Chandogya Upanisad, again
Vidyasankar Sundaresan
vsundaresan at HOTMAIL.COM
Fri Jul 2 18:24:30 UTC 1999
>This passage seems interesting as a follow up on my previous
>inquiry about the Chandogya Upanisad. Here Datta and Singh
>translate "rasi" as arithmetic rather than as mathematics as
I have seen other translations which use the term arithmetic, rather than
mathematics.
>translates it as "science of ritual"). It does not seem to make
>sense that Narada would beg from Sanatkumara Brahma-vidya only
>to subsequently list this as a science he already learnt. Can
>anyone shed some light on this?
This has to do with the complexity of the term brahma.
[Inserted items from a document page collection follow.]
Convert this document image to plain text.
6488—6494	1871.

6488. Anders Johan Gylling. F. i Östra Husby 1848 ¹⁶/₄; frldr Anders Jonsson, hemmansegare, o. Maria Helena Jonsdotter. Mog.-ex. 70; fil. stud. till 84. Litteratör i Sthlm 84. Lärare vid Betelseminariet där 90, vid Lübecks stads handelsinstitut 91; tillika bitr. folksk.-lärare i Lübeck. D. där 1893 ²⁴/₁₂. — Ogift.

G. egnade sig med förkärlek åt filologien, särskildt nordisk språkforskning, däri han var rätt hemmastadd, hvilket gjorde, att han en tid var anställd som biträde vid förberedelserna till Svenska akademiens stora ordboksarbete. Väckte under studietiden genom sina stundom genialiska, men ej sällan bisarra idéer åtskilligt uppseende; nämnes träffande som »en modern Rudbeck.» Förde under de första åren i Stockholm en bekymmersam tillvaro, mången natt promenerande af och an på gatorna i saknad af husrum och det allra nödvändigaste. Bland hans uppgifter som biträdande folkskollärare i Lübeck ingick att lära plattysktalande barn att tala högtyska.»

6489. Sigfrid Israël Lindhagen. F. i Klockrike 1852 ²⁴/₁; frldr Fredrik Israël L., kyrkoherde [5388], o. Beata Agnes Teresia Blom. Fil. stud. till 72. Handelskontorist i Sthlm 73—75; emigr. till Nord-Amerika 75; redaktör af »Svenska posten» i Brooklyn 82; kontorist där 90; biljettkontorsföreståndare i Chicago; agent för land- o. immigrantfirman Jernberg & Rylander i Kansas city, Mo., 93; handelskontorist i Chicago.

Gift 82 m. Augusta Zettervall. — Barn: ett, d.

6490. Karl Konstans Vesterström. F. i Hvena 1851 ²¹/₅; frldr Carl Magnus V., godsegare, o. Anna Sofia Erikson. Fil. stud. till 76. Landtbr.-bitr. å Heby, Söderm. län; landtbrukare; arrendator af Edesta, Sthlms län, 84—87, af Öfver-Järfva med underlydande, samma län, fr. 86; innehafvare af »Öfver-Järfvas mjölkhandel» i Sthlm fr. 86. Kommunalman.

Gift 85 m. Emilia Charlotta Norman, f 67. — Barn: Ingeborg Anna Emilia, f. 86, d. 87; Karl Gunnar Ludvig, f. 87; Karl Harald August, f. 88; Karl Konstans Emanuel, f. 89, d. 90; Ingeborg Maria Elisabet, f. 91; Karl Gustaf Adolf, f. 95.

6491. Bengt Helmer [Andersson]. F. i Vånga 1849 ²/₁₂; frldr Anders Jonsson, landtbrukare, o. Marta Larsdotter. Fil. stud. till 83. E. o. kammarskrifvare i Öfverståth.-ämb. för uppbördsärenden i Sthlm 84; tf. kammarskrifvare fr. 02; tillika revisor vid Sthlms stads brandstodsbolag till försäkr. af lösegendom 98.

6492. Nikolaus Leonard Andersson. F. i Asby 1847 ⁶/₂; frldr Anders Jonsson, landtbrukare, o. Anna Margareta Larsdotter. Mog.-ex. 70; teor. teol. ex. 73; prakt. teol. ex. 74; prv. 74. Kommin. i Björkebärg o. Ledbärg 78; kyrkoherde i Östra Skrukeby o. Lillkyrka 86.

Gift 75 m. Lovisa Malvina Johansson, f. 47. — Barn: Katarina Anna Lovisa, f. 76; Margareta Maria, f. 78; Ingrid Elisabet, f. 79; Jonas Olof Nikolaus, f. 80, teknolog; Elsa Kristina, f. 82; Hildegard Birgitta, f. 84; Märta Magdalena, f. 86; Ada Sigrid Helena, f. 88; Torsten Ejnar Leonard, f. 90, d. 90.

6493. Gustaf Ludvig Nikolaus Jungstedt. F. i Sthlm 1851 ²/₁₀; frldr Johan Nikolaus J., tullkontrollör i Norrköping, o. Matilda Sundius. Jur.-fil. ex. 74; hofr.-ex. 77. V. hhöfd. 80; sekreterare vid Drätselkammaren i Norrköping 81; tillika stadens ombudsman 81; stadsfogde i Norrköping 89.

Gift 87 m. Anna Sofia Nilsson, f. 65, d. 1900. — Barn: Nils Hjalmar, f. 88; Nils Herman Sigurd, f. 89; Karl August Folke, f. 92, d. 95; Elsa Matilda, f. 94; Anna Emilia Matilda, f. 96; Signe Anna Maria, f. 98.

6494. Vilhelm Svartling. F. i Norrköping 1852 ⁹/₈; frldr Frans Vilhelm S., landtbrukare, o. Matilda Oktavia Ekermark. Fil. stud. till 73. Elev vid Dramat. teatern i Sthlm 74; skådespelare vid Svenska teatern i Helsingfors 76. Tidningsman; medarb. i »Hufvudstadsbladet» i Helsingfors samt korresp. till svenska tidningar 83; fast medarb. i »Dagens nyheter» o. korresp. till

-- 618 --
To most of us,
brahman refers to the ultimate reality or supreme principle. Within the
Vedic/upanishadic corpus, the variety of meanings of the term brahman can be
deduced from the context.
Specifically in the cchAndogya text, brahma-vidyaa in Narada's list is
juxtaposed with kshatra-vidyaa. The compound brahma-kshatra is a term that
occurs frequently. If I remember right, Narada asks for some knowledge that
would remove his sorrow. Sanatkumara proceeds to teach him in stages,
ultimately leading to the highest brahman. In the upanishadic/Vedantic
traditions, it is axiomatic that he who knows the highest reality knows no
sorrow and no fear. Obviously, the brahma-vidyaa listed by Narada as
something that he already knows is not the knowledge of the highest brahman.